Where is Kingston, Washington?
The seaside town of Kingston, Washington is located on the Kitsap Peninsula. It is a quick jaunt across Puget Sound from several large Seattle area marinas. It is located 7.4 miles to the Northwest of Seattle’s Shilshole Marina and 4.5 miles to the Southwest of the Edmond’s Marina.
About a mile north of Kingston’s harbor is Apple Cove Point, which marks the boundaries of two Puget Sound marine areas. South of the point is considered Marine Area 10, with Marine Area 9 to the north.
Kingston Salmon Fishing Map
How to Fish For Salmon Near Kingston
This area is a special place because it is an optimal spot for the downrigger trolling fleet as well as the old-school mooching crowd.

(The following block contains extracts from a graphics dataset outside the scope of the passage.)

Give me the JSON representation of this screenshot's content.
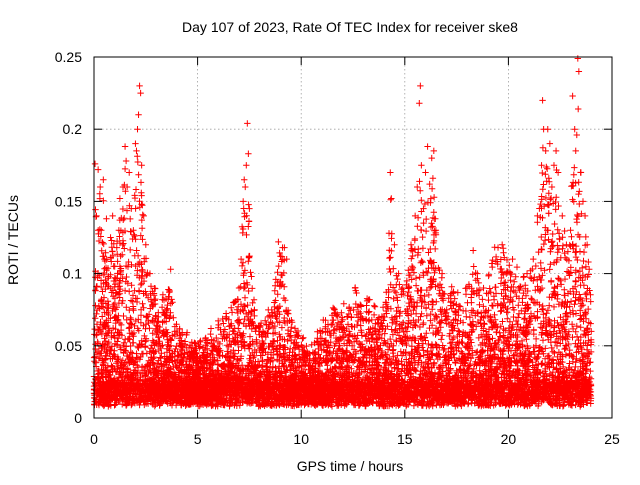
{
  "chart_data": {
    "type": "scatter",
    "title": "Day 107 of 2023, Rate Of TEC Index for receiver ske8",
    "xlabel": "GPS time / hours",
    "ylabel": "ROTI / TECUs",
    "xlim": [
      0,
      25
    ],
    "ylim": [
      0,
      0.25
    ],
    "xticks": [
      0,
      5,
      10,
      15,
      20,
      25
    ],
    "xtick_labels": [
      "0",
      "5",
      "10",
      "15",
      "20",
      "25"
    ],
    "yticks": [
      0,
      0.05,
      0.1,
      0.15,
      0.2,
      0.25
    ],
    "ytick_labels": [
      "0",
      "0.05",
      "0.1",
      "0.15",
      "0.2",
      "0.25"
    ],
    "grid": true,
    "marker": "plus",
    "color": "#ff0000",
    "series": [
      {
        "values_xy": [
          [
            0.05,
            0.176
          ],
          [
            0.12,
            0.14
          ],
          [
            0.2,
            0.172
          ],
          [
            0.3,
            0.16
          ],
          [
            0.35,
            0.13
          ],
          [
            0.45,
            0.165
          ],
          [
            0.5,
            0.11
          ],
          [
            0.6,
            0.138
          ],
          [
            0.7,
            0.098
          ],
          [
            0.8,
            0.125
          ],
          [
            0.9,
            0.14
          ],
          [
            1.0,
            0.105
          ],
          [
            1.1,
            0.118
          ],
          [
            1.2,
            0.13
          ],
          [
            1.25,
            0.152
          ],
          [
            1.4,
            0.16
          ],
          [
            1.5,
            0.188
          ],
          [
            1.55,
            0.178
          ],
          [
            1.6,
            0.16
          ],
          [
            1.7,
            0.17
          ],
          [
            1.8,
            0.145
          ],
          [
            1.9,
            0.13
          ],
          [
            2.0,
            0.19
          ],
          [
            2.05,
            0.185
          ],
          [
            2.1,
            0.2
          ],
          [
            2.15,
            0.21
          ],
          [
            2.2,
            0.23
          ],
          [
            2.25,
            0.225
          ],
          [
            2.3,
            0.175
          ],
          [
            2.4,
            0.14
          ],
          [
            2.5,
            0.12
          ],
          [
            2.7,
            0.1
          ],
          [
            2.9,
            0.085
          ],
          [
            3.1,
            0.07
          ],
          [
            3.3,
            0.082
          ],
          [
            3.5,
            0.075
          ],
          [
            3.7,
            0.103
          ],
          [
            3.9,
            0.06
          ],
          [
            4.2,
            0.05
          ],
          [
            4.6,
            0.045
          ],
          [
            5.0,
            0.04
          ],
          [
            5.4,
            0.042
          ],
          [
            5.8,
            0.05
          ],
          [
            6.2,
            0.055
          ],
          [
            6.5,
            0.068
          ],
          [
            6.9,
            0.075
          ],
          [
            7.0,
            0.09
          ],
          [
            7.1,
            0.11
          ],
          [
            7.2,
            0.15
          ],
          [
            7.25,
            0.165
          ],
          [
            7.3,
            0.16
          ],
          [
            7.35,
            0.175
          ],
          [
            7.4,
            0.204
          ],
          [
            7.45,
            0.183
          ],
          [
            7.5,
            0.145
          ],
          [
            7.6,
            0.098
          ],
          [
            7.8,
            0.06
          ],
          [
            8.1,
            0.05
          ],
          [
            8.4,
            0.07
          ],
          [
            8.7,
            0.08
          ],
          [
            8.9,
            0.122
          ],
          [
            9.0,
            0.112
          ],
          [
            9.1,
            0.118
          ],
          [
            9.3,
            0.11
          ],
          [
            9.5,
            0.06
          ],
          [
            9.8,
            0.05
          ],
          [
            10.2,
            0.045
          ],
          [
            10.6,
            0.04
          ],
          [
            11.0,
            0.055
          ],
          [
            11.5,
            0.065
          ],
          [
            12.0,
            0.068
          ],
          [
            12.3,
            0.072
          ],
          [
            12.6,
            0.09
          ],
          [
            12.9,
            0.07
          ],
          [
            13.3,
            0.082
          ],
          [
            13.7,
            0.065
          ],
          [
            14.1,
            0.08
          ],
          [
            14.3,
            0.17
          ],
          [
            14.35,
            0.152
          ],
          [
            14.5,
            0.12
          ],
          [
            14.7,
            0.1
          ],
          [
            14.9,
            0.09
          ],
          [
            15.1,
            0.095
          ],
          [
            15.3,
            0.12
          ],
          [
            15.5,
            0.14
          ],
          [
            15.6,
            0.16
          ],
          [
            15.7,
            0.218
          ],
          [
            15.75,
            0.23
          ],
          [
            15.8,
            0.175
          ],
          [
            15.9,
            0.145
          ],
          [
            16.0,
            0.17
          ],
          [
            16.1,
            0.188
          ],
          [
            16.2,
            0.162
          ],
          [
            16.3,
            0.18
          ],
          [
            16.4,
            0.185
          ],
          [
            16.5,
            0.13
          ],
          [
            16.8,
            0.1
          ],
          [
            17.2,
            0.085
          ],
          [
            17.6,
            0.075
          ],
          [
            18.0,
            0.09
          ],
          [
            18.3,
            0.116
          ],
          [
            18.5,
            0.1
          ],
          [
            18.8,
            0.09
          ],
          [
            19.2,
            0.107
          ],
          [
            19.5,
            0.118
          ],
          [
            19.7,
            0.12
          ],
          [
            19.9,
            0.1
          ],
          [
            20.2,
            0.11
          ],
          [
            20.5,
            0.09
          ],
          [
            20.9,
            0.1
          ],
          [
            21.2,
            0.11
          ],
          [
            21.4,
            0.14
          ],
          [
            21.6,
            0.175
          ],
          [
            21.65,
            0.22
          ],
          [
            21.7,
            0.2
          ],
          [
            21.8,
            0.185
          ],
          [
            21.9,
            0.2
          ],
          [
            22.0,
            0.19
          ],
          [
            22.1,
            0.16
          ],
          [
            22.2,
            0.175
          ],
          [
            22.3,
            0.185
          ],
          [
            22.4,
            0.17
          ],
          [
            22.6,
            0.14
          ],
          [
            22.8,
            0.12
          ],
          [
            23.0,
            0.13
          ],
          [
            23.1,
            0.223
          ],
          [
            23.2,
            0.2
          ],
          [
            23.25,
            0.185
          ],
          [
            23.3,
            0.196
          ],
          [
            23.35,
            0.249
          ],
          [
            23.4,
            0.24
          ],
          [
            23.5,
            0.17
          ],
          [
            23.6,
            0.15
          ],
          [
            23.7,
            0.14
          ],
          [
            23.8,
            0.12
          ],
          [
            23.9,
            0.103
          ],
          [
            24.0,
            0.06
          ]
        ]
      }
    ]
  }
}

As hectic as it can be, this is an area where trollers and moochers work close by each other in relative harmony.
There is a bar that stretches around from the Kitsap mainland and protects the deep trough that is just to the north of the ferry lanes. The interesting structure that makes up the Kingston area holds an impressive amount of bait for most of the summer, allowing salmon to move from one side of the Kingston Bar to the other and have plenty of forage without needing to leave the area.
To learn more about mooching, check out this link.
Fishing an Outgoing Tide
An outgoing tide concentrates bait in the Kingston Bowl, to the inside of the Kingston Bar. Moochers consider this sacred ground, and one of the best locations in Puget Sound for them to practice their craft. Trolling can be very productive here as well, just remember that the best concentration of bait and salmon occurs here in the Kingston Bowl during the biggest tides, so it’s pretty much a northbound troll from the ferry lanes to the shallows at the north end, pick up your gear and run back and repeat.
Fishing an Incoming Tide
After the tide change, the incoming currents flush most of the bait out of the Kingston Bowl and it’s time time move the the outer Kingston Bar. It’s a nice southbound troll from Apple Cove Point down the outside of the bar to the end. Sometimes the top of the bar can be productive, it completely depends on where you find the bait. I’d dredge bottom with trolling gear. If you are mooching, look for any area that has a good concentration of bait and do your best to set up a good drift.